The Poetry of Benghazi

There is a moment in the film "Argo" where two officials are rushing to a meeting about the Iranian attack on the U.S. embassy. They are discussing possible responses when one realizes that military management of embassy events are under the control of the State Department, not a military or judicial arm of government. The bureaucrat looks at the other man with a puzzled expression but nothing is said.

CBS did a short article on Raymond Maxwell -- one of the four State Department officials disciplined over security lapses that led to the attack on the U.S. Consulate in Benghazi, Libya, last year. (U.S. Ambassador Christopher Stevens and three other Americans were killed in terrorist attacks at U.S. mission and poor security was blamed by the State Department's Accountability Review Board (ARB).) Maxwell is also a poet who has been publishing provocative verses since he was put on administrative leave December 18.
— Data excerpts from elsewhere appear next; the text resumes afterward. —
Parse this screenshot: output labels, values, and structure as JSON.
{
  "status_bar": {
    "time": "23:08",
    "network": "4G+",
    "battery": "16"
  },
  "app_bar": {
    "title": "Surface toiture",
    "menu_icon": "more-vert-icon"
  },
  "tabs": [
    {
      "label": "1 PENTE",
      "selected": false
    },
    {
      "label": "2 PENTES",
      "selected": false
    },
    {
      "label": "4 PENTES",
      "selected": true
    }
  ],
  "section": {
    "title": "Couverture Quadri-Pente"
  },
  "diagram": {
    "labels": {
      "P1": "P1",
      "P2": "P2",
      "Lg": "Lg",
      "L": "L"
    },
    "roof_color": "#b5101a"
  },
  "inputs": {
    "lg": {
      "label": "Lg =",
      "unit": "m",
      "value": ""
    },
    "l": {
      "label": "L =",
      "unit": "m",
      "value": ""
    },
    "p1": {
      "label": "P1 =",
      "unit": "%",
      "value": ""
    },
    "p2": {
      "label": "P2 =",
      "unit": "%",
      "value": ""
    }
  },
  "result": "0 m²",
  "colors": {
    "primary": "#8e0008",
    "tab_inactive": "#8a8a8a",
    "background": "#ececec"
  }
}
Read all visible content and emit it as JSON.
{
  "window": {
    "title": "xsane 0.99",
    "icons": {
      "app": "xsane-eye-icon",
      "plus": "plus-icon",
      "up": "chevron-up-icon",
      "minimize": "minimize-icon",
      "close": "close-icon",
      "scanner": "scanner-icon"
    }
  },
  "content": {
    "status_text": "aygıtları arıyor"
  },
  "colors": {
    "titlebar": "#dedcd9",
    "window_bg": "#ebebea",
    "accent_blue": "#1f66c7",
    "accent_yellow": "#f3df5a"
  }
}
In "Trapped in a purgatory of their own deceit," Maxwell writes in part: "The web of lies they weave / gets tighter and tighter / in its deceit / until it bottoms out - / at a very low frequency - / and implodes...Yet all the while, / the more they talk, / the more they lie, / and the deeper down the hole they go... Just wait.../ just wait and feed them the rope."

In his poem entitled "Invitation," a commentary about being put on administrative leave December 18th after the ARB criticized pre-attack security in Libya, Maxwell writes: "The Queen's Henchmen / request the pleasure of your company / at a Lynching - / to be held / at 23rd and C Streets NW [State Dept. building] / on Tuesday, December 18, 2012 / just past sunset. / Dress: Formal, Masks and Hoods- / the four being lynched / must never know the identities/ of their executioners, or what/ whose sin required their sacrifice./ A blood sacrifice- / to divert the hounds- / to appease the gods- / to cleanse our filth and /satisfy our guilty consciences..."

CBS then writes: "The ARB, in essence, was seen to have cleared higher-ranking State Department officials, including then-Secretary of State Hillary Clinton, of direct fault on the issue of inadequate security.
It's unclear as to exactly what Maxwell and the other disciplined managers allegedly did wrong or how they were chosen for discipline."

The government sacrificing its citizens for the betterment of their betters?